In the first quarter of 2022, I was looking for consistent and continued growth in Spotify’s music and subscription business, stronger growth in its podcasting business, strong revenue growth and improved margins in the The advertisement. In the long term, I believe the potential for business growth will come from matching creators with listeners and delivering relevant ads or attractive subscription offers, which is why I chose these metrics . Here’s what I saw in Spotify’s revenue report.
Advertising is key for Spotify
Spotify is still relatively new to the advertising market, and it’s essential for the company to start growing and increasing its margins. It is also essential to take into account the context of low advertising expenditure and changes in the transparency of the user tracking of Apple (AAPL -3.66%) this will hurt its monetization in the short term, like all other ad-based streaming companies.
Encouragingly, Spotify’s ad-supported monthly active users grew 21% year-over-year to 252 million and ad revenue jumped 31% to 282 million . Revenue per customer was just €1.12 in the quarter compared to €13.07 per premium customer.
|Plan category||Revenue per user in the first quarter of 2022||Annual growth rate|
|Supported by advertising||€1.12||7.8%|
Right now, overall ad spend is under pressure, so it’s a positive sign that Spotify is growing ad revenue per user while expanding its user base.
On the margins, the news was not so encouraging. After trending positively for most of last year, gross margin for Spotify’s ad-supported service was negative 1.5%, down 584 basis points from a year earlier. Management said this was partly due to seasonality and the additional costs of podcasting, which are all rolled into the advertising business, but the result is disappointing nonetheless.
Premium and Russia
The other two notable trends in the first quarter are that the streamer’s premium user base grew by 15% to 182 million, including 1.5 million customers lost in Russia. Management expects to end the second quarter with 187 million premium subscribers, even taking into account another 600,000 who will be disconnected in Russia.
This 15% growth in the first quarter is a significant growth figure and it seems that management expects more customers to choose premium in the next quarter. As long as Spotify can continue to grow the revenue channel, it will continue to grow.
Essentials for Spotify
There are certainly headwinds for Spotify – the negative impact of the Russian exit, a slowdown in ad spend, a tough economy and fierce competition in music and podcasts.
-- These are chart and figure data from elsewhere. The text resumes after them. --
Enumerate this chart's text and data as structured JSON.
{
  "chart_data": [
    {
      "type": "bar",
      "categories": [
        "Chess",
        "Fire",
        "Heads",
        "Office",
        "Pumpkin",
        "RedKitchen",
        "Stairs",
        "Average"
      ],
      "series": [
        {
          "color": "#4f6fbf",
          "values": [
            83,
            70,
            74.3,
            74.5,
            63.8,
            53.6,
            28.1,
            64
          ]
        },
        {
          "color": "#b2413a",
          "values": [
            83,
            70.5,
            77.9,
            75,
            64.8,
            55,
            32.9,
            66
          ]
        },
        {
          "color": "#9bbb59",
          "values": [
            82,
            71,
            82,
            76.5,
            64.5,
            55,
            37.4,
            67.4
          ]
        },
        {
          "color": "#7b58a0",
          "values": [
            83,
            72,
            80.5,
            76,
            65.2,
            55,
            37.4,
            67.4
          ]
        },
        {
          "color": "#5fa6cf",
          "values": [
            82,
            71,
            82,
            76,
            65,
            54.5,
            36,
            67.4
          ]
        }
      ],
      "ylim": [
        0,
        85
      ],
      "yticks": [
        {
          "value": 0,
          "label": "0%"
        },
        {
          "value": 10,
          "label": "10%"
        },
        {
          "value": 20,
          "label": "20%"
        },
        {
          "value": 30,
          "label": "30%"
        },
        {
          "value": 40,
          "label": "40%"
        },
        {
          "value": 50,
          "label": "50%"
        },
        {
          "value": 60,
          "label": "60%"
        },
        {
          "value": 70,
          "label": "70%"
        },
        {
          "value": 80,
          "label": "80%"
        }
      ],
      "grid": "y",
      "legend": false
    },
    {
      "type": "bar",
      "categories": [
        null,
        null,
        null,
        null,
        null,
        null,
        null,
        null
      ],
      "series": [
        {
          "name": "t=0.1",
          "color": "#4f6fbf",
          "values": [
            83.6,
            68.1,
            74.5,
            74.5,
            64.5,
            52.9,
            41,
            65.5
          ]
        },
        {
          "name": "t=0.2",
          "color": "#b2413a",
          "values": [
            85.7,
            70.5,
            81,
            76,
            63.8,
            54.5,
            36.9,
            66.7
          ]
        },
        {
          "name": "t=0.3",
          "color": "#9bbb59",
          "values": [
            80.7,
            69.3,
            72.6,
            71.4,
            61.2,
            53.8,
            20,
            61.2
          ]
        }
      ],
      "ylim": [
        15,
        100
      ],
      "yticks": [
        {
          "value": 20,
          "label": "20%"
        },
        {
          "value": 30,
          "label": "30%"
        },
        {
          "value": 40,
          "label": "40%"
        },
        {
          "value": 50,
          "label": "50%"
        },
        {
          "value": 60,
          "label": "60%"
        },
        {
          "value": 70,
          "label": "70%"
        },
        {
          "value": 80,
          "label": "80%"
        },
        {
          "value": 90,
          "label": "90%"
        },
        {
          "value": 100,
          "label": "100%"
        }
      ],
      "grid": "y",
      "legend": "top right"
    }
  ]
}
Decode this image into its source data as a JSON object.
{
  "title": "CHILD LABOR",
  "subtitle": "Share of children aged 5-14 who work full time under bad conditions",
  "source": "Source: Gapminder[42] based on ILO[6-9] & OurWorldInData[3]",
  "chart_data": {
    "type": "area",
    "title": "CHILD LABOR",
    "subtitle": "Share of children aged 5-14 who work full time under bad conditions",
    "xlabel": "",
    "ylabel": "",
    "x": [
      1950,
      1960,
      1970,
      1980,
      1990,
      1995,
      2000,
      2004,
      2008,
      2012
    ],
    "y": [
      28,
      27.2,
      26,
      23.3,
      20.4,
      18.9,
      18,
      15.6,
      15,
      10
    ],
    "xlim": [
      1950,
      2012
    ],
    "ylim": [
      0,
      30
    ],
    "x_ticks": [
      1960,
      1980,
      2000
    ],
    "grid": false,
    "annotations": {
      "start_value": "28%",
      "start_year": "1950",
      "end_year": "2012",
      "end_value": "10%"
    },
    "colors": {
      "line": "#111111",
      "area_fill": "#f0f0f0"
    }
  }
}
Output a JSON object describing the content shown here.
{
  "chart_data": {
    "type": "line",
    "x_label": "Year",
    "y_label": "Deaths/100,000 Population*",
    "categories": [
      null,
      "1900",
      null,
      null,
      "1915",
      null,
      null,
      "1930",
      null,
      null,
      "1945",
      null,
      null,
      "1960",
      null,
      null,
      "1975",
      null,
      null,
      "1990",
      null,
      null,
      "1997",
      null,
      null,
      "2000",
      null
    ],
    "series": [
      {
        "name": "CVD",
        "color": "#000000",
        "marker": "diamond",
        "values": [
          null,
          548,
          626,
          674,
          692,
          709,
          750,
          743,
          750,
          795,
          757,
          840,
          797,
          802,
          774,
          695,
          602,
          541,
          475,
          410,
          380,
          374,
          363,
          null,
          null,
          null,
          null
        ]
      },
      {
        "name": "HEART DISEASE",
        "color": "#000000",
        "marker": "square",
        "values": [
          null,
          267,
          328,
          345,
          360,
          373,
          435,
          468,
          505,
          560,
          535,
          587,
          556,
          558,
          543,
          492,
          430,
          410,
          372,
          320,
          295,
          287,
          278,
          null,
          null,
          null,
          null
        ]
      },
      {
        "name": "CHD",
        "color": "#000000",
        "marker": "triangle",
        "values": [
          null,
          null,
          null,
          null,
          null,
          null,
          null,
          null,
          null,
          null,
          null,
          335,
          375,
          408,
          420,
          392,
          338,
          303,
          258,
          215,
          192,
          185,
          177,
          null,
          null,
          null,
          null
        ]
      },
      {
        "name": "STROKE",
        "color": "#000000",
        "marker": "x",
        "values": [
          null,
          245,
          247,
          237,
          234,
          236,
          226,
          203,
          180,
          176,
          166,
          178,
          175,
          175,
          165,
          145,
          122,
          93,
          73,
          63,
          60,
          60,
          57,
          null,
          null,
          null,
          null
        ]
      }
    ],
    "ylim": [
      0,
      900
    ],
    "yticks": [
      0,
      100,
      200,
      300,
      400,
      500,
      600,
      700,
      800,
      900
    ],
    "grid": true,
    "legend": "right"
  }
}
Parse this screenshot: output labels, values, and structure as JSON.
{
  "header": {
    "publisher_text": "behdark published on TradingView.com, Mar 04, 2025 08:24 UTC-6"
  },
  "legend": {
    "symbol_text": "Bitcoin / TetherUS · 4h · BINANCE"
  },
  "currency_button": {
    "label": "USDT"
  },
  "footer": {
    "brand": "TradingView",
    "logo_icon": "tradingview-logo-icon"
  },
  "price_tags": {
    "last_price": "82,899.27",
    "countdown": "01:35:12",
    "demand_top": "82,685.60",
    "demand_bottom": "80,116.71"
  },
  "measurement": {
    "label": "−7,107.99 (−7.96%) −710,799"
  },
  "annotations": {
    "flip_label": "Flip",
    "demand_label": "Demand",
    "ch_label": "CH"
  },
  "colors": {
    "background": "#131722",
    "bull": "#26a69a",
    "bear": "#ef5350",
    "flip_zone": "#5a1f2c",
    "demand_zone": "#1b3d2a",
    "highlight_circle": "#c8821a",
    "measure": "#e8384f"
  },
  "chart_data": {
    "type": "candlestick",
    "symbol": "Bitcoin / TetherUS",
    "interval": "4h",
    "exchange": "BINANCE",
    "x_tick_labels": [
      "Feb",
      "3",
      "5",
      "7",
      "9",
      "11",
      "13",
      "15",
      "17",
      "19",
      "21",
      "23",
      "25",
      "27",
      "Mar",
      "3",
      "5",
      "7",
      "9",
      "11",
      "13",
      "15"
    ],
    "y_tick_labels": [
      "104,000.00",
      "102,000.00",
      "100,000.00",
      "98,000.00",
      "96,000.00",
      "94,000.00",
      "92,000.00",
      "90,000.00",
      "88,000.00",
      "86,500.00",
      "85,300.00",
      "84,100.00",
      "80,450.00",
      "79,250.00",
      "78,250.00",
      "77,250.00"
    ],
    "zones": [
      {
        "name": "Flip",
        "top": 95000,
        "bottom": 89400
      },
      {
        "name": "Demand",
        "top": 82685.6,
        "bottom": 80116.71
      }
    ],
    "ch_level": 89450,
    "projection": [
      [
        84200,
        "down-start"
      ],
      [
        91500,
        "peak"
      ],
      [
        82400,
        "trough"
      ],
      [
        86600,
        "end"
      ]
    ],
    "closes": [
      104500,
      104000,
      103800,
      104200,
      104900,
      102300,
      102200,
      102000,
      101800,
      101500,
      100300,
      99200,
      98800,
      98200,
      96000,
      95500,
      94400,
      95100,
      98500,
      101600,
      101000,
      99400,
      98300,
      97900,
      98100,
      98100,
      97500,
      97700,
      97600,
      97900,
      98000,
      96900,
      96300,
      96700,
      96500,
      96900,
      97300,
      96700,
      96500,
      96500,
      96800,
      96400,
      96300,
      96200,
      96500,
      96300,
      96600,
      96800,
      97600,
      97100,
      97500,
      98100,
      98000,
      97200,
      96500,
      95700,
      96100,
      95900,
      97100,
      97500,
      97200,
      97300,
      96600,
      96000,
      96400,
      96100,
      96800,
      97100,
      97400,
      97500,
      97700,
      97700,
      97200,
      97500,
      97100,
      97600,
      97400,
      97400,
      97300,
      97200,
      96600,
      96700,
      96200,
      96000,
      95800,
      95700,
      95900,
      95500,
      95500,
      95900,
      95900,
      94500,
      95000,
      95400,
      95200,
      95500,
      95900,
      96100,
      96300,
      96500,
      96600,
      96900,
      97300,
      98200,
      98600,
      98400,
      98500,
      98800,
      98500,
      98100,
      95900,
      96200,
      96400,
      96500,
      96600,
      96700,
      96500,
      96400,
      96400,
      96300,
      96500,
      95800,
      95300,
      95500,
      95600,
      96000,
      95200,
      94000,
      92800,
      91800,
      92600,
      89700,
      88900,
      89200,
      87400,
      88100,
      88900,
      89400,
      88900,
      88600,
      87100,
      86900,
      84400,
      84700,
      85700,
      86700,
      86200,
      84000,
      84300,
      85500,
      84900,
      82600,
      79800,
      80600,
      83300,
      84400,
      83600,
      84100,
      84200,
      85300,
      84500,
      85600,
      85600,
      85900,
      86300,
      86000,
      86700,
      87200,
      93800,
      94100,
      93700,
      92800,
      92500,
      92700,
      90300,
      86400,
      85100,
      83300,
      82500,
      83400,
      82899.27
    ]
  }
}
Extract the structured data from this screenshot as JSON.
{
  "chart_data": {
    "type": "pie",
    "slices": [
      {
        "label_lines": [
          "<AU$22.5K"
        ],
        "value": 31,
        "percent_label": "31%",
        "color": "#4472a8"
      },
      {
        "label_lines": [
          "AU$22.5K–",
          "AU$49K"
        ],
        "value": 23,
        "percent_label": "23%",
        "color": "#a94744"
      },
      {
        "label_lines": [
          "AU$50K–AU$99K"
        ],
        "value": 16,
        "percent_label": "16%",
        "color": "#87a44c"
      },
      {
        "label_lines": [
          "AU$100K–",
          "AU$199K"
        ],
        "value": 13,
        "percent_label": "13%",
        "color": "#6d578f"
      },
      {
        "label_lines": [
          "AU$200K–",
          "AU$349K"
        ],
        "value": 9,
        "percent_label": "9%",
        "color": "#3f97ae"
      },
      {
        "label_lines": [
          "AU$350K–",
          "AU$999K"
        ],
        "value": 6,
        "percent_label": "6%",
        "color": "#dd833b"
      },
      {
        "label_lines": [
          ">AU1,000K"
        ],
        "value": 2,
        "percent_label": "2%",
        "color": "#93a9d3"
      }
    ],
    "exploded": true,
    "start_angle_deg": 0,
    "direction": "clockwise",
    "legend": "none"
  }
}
Naturally, customers assess how many streaming subscriptions they are willing to pay for.
But even in this context, the company reported:
- Monthly active users grew by 19%, including 15% growth in premium subscribers.
- Revenue increased 24%, including a 31% increase in ad revenue.
- Gross profit margin fell slightly to 25.2%, partly due to heavy investment in podcast content and infrastructure.
- Net income of 131 million euros, or 0.21 euro per share.
- Free cash flow of 22 million euros over the quarter.
Spotify is enjoying double-digit growth, is profitable, and is investing in a podcasting business that could be a big part of its future financial success. I like the direction the company is taking and its earnings trends, even though the market was unhappy with its results this week and sent its shares tumbling.
Sometimes it helps to take a step back and look at company results with fresh eyes rather than starting with analyst opinions as a baseline. Looking clearly now, Shopify’s first quarter results look pretty solid in today’s market.